We analyze the morphology of 125 submillimeter galaxies (SMGs) in the PRIMER-COSMOS field using double Sersic modeling on JWST NIRCam images across six bands (F150W, F200W, F277W, F356W, F410M and F444W), with SMGs being classified by bulge Sersic index (n_bulge) and bulge-to-total luminosity ratio (B/T). The Kolmogorov-Smirnov test between the bright (SFR > 175 M_sun yr^{-1}) and the faint group (SFR < 175 M_sun yr^{-1}) reveals no significant statistical differences in morphology across bands. However, we notice that SMGs skew towards higher B/T ratios and lower n_bulge from shorter to longer wavelengths. In F444W, bright SMGs exhibit higher B/T and lower n_bulge, indicating flatter, disturbed bulges, while faint SMGs show lower B/T and higher n_bulge. Notably, SMGs with higher B/T tend to have low Sersic index, challenging the local universe dichotomy of classical bulges (B/T > 0.5, n > 4) versus pseudo-bulges (B/T < 0.35, n < 2). In the F277W band, non-parametric measurements indicate predominantly disk-dominated patterns, with only 24 percent of SMGs demonstrating merger signatures. After the removal of SMGs with disturbed morphology, the bulge classification scheme in F277W shows pseudo-bulges (21 percent) and clump migration bulges (16 percent) from secular evolution, compared to 4 percent merger-built bulges. Surprisingly, 48 percent of SMGs defy the classification scheme, showing high B/T (approximately 0.7) but low Sersic index (n_bulge <= 1). Bars are confirmed in 7 percent of SMGs.

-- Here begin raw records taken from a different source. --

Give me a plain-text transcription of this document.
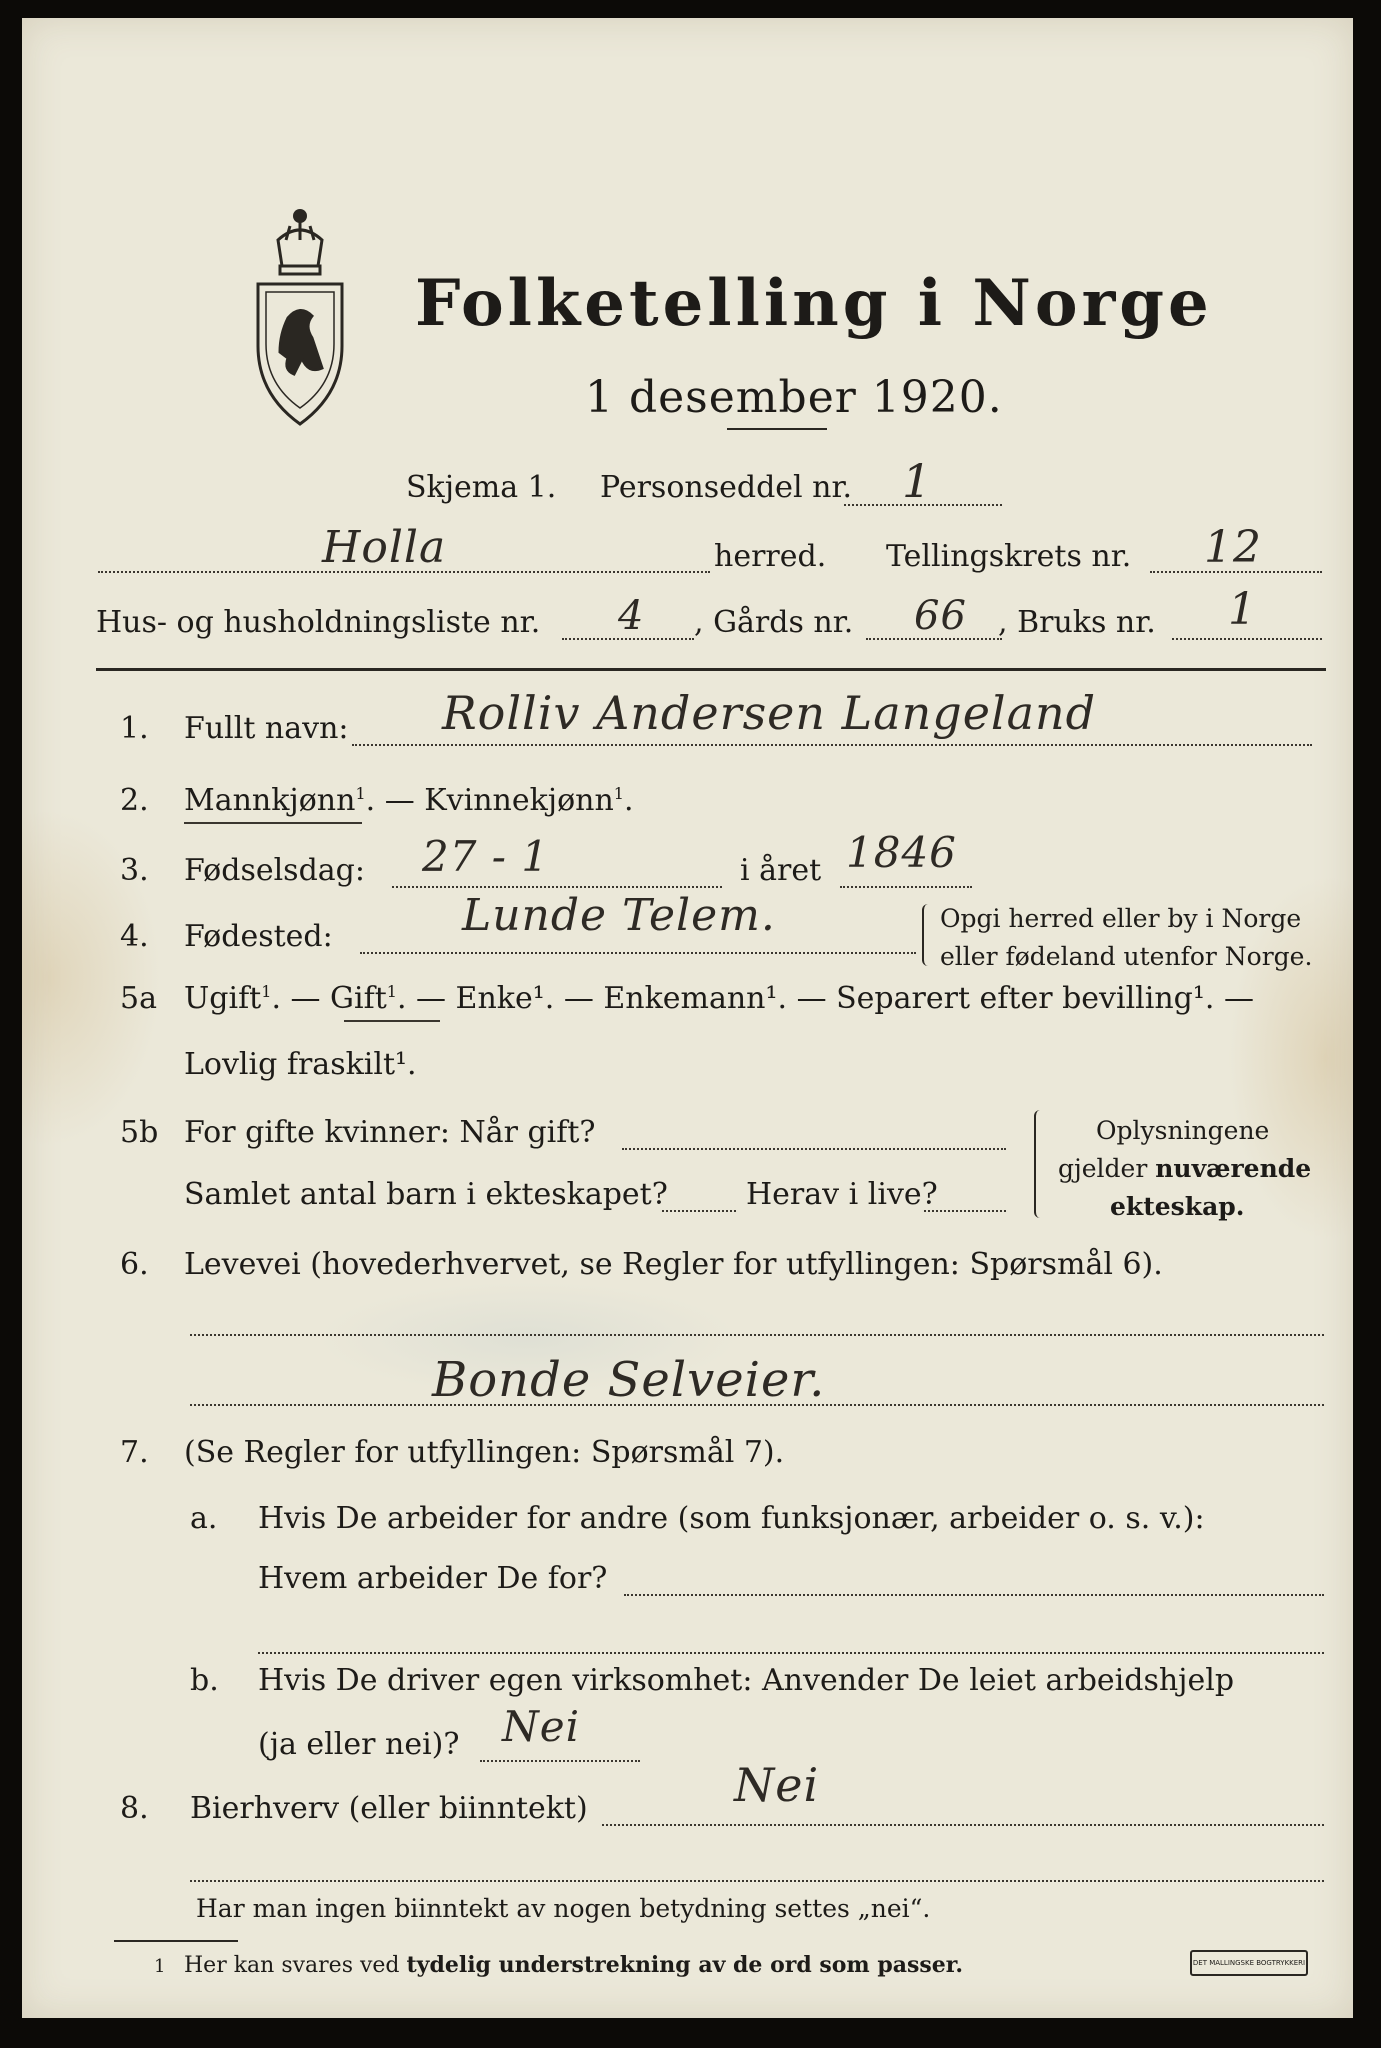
Folketelling i Norge
1 desember 1920.
Skjema 1. Personseddel nr. 1
Holla	herred. Tellingskrets nr. 12
Hus- og husholdningsliste nr. 4 , Gårds nr. 66 , Bruks nr. 1
1. Fullt navn: Rolliv Andersen Langeland
2. Mannkjønn$^1$. — Kvinnekjønn$^1$.
3. Fødselsdag: 27 - 1	i året 1846
4. Fødested:	Lunde Telem.	Opgi herred eller by i Norge
eller fødeland utenfor Norge.
5a Ugift$^1$. — Gift$^1$. — Enke¹. — Enkemann¹. — Separert efter bevilling¹. —
Lovlig fraskilt¹.
5b For gifte kvinner: Når gift?
Samlet antal barn i ekteskapet?	Herav i live?
Oplysningene
gjelder nuværende
ekteskap.
6. Levevei (hovederhvervet, se Regler for utfyllingen: Spørsmål 6).
Bonde Selveier.
7. (Se Regler for utfyllingen: Spørsmål 7).
a. Hvis De arbeider for andre (som funksjonær, arbeider o. s. v.):
Hvem arbeider De for?
b. Hvis De driver egen virksomhet: Anvender De leiet arbeidshjelp
(ja eller nei)? Nei
8. Bierhverv (eller biinntekt)	Nei
Har man ingen biinntekt av nogen betydning settes „nei“.
1 Her kan svares ved tydelig understrekning av de ord som passer.	DET MALLINGSKE BOGTRYKKERI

This work suggests that secular evolution takes precedence over major mergers, supporting the idea that isolated evolution fueled by filamentary gas inflow plays a non-negligible role in the SMG bulge formation.

Paper Structure

This paper contains 25 sections, 6 equations, 14 figures, 5 tables.

Figures (14)

  • Figure 1: Photometric Redshift vs Stellar Mass for 125 selected SMGs(orange) , and the field sample(gray) in PRIMER-COSMOS field
  • Figure 2: Simple assumptive sketch based on previous studies summarizing the bulge formations in submillimeter galaxies presented in this paper , in which the classical bulge and ellipticals(kinematically hot, high $B/T$, high Sérsic) are the products of mergers whereas the pseodobulges and the bulgeless galaxies(kinematically cold, low $B/T$, low Sérsic) are fabricated by degrees in the secular evolution.
  • Figure 3: An example of bar identification via ellispe isophotal fitting of source ID: 614294 via ellipse-fitting techniques as an example. The blue cross marks the shared center of isophotes(red).
  • Figure 4: The distribution of bulge Sérsic indices across three B/T bins($B/T<0.2$ , $0.2\leq B/T \leq0.5$ , $B/T>0.5$) in band F200W.
  • Figure 5: Distribution of the effective radius of bulge(Re_bulge) and disk(Re_disk) across F150W, F200W, F277W, F356W, F410M, and F444W, with the red and dark blue dotted vertical line indicating the median of the effective radius of the bulge and the disk respectively.